Truly, Mandela’s election in 1994 ushered in a new era that could have been much more violent at the start. He has been profusely praised for not seeking revenge on his jailers. Most have also praised him for the fact that he voluntarily chose to step down in 1999, which is very unusual in African nations.

But besides these noteworthy achievements, “people exhibit an extraordinary amnesia,” writes R. W. Johnson. “His presidential term started with the Shell House shootings, when [African National Congress] militants on the roof of the anc’s headquarters used AK-47s to gun down Inkatha marchers in the streets of Johannesburg. Mandela simply refused to hand over either the murderers or their weapons, and attempted to justify this wholesale murder. Then, early in his term, the government laid off all the country’s most experienced teachers, a blow from which the school system has never recovered” (National Interest, Dec. 10, 2013).

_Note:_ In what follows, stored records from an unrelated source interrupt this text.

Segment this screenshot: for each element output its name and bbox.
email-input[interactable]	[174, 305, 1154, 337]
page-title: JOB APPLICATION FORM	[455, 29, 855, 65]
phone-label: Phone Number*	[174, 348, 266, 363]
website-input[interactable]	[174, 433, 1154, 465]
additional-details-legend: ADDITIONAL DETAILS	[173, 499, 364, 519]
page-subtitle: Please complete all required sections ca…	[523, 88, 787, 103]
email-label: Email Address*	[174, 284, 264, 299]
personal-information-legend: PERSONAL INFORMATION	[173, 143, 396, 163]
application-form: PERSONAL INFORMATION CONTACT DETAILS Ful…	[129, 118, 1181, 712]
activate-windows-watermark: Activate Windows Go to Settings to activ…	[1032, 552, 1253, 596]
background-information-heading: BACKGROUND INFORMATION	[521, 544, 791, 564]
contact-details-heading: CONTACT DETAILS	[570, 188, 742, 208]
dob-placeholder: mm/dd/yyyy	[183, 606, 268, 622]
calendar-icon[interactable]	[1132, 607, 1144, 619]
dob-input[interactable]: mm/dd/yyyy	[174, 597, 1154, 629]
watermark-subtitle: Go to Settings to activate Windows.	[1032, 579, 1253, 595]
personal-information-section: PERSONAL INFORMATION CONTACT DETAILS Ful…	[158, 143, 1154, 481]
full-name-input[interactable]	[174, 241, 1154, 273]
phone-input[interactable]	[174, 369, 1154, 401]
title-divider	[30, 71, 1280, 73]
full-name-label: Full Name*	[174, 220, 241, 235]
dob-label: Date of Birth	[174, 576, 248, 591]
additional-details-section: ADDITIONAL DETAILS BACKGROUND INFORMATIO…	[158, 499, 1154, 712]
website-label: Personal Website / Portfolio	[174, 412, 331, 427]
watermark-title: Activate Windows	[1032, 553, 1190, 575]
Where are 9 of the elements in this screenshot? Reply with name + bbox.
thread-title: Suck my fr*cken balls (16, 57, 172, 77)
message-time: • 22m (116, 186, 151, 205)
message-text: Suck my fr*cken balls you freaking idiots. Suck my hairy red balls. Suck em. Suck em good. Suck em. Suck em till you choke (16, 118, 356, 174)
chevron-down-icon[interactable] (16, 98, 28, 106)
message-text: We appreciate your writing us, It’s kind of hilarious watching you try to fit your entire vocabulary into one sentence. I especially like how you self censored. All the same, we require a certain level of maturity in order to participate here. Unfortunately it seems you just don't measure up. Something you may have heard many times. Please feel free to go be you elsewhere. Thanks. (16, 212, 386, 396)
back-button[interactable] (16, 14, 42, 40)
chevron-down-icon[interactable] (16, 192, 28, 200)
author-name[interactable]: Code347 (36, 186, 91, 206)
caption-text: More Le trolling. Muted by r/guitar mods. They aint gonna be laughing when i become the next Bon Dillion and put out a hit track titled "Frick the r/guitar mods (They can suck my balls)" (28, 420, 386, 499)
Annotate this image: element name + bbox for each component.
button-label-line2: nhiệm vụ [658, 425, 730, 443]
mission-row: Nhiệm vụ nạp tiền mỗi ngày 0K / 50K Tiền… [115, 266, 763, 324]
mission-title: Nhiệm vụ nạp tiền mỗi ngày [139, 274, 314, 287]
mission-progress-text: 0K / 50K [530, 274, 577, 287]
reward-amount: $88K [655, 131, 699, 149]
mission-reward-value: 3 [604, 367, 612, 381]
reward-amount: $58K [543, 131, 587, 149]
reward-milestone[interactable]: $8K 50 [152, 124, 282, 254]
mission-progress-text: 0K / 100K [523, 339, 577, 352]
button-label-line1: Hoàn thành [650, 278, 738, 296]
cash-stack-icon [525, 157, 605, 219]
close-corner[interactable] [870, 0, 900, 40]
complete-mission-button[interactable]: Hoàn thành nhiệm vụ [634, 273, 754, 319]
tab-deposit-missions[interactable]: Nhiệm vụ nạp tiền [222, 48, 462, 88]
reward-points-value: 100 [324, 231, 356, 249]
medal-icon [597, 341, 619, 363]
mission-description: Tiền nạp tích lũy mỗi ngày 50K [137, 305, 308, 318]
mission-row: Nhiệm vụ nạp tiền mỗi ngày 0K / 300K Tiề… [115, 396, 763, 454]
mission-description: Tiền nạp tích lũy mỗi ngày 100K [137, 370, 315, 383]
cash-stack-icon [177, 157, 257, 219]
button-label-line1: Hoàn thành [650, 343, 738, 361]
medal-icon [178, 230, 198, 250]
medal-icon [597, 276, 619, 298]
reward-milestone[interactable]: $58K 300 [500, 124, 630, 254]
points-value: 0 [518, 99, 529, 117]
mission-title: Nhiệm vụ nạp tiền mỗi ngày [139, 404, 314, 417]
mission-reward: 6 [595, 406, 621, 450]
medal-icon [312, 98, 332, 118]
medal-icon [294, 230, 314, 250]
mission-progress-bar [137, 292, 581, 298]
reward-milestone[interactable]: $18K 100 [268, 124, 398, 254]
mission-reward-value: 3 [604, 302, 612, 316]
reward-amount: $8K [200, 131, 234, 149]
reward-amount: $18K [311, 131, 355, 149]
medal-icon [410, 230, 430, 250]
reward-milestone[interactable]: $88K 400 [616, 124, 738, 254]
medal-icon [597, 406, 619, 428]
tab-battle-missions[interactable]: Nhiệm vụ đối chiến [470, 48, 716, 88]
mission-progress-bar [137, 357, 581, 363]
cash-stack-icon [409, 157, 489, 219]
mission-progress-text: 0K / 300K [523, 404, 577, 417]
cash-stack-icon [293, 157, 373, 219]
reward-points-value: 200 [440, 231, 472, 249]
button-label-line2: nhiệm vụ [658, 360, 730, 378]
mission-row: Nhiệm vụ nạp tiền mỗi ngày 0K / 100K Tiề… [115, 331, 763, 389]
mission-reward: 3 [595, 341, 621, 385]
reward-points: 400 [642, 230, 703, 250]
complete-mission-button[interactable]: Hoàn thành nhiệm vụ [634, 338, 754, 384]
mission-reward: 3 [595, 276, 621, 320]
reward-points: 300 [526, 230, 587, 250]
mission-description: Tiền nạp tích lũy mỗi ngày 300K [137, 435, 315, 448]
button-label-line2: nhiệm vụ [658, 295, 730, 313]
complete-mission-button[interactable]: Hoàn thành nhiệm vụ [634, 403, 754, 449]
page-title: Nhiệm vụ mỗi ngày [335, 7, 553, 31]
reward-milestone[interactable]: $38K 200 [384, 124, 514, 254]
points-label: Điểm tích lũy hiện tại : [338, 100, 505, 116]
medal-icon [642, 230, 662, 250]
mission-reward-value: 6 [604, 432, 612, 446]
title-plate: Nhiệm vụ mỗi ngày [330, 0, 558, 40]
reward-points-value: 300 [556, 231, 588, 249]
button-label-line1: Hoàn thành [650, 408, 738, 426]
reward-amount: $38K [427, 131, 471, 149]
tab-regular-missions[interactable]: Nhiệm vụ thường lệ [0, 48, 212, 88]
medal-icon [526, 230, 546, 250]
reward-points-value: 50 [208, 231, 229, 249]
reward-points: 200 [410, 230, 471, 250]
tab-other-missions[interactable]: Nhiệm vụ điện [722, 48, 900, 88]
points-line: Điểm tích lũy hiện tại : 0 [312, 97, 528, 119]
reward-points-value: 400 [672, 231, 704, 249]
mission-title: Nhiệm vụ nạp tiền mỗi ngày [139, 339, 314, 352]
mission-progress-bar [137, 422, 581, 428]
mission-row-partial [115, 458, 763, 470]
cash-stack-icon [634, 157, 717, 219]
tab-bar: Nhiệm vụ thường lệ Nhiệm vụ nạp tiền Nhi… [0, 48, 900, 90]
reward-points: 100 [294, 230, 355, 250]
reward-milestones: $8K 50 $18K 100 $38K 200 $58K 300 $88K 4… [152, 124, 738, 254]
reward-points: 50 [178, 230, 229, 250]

Before he stepped down, Mandela gave a radical speech implying there were vast conspiracies in place seeking to overthrow the government. This landmark speech paved the way for his successors to implement brutally repressive measures.

Today, South Africa is in shambles. It is far more violent than it was under apartheid. It hasn’t gotten better over the past two decades—it’s gotten much worse.

In 1980, there were 128,000 commercial farmers in South Africa. Today, there are 40,000. About 200 white farmers have been murdered every year since the end of apartheid in 1994. According to Genocide Watch, 3,000 white farmers have been killed by blacks. Many of these killings have been unbelievably gruesome: victims disemboweled or dragged to death behind vehicles, mothers raped in front of their children, babies boiled to death in hot water.

Twenty whites per day are murdered in South Africa—70,000 since 1994. That murder rate is more than 100 times worse than in London.

This is the true “legacy” that began with Nelson Mandela in 1994.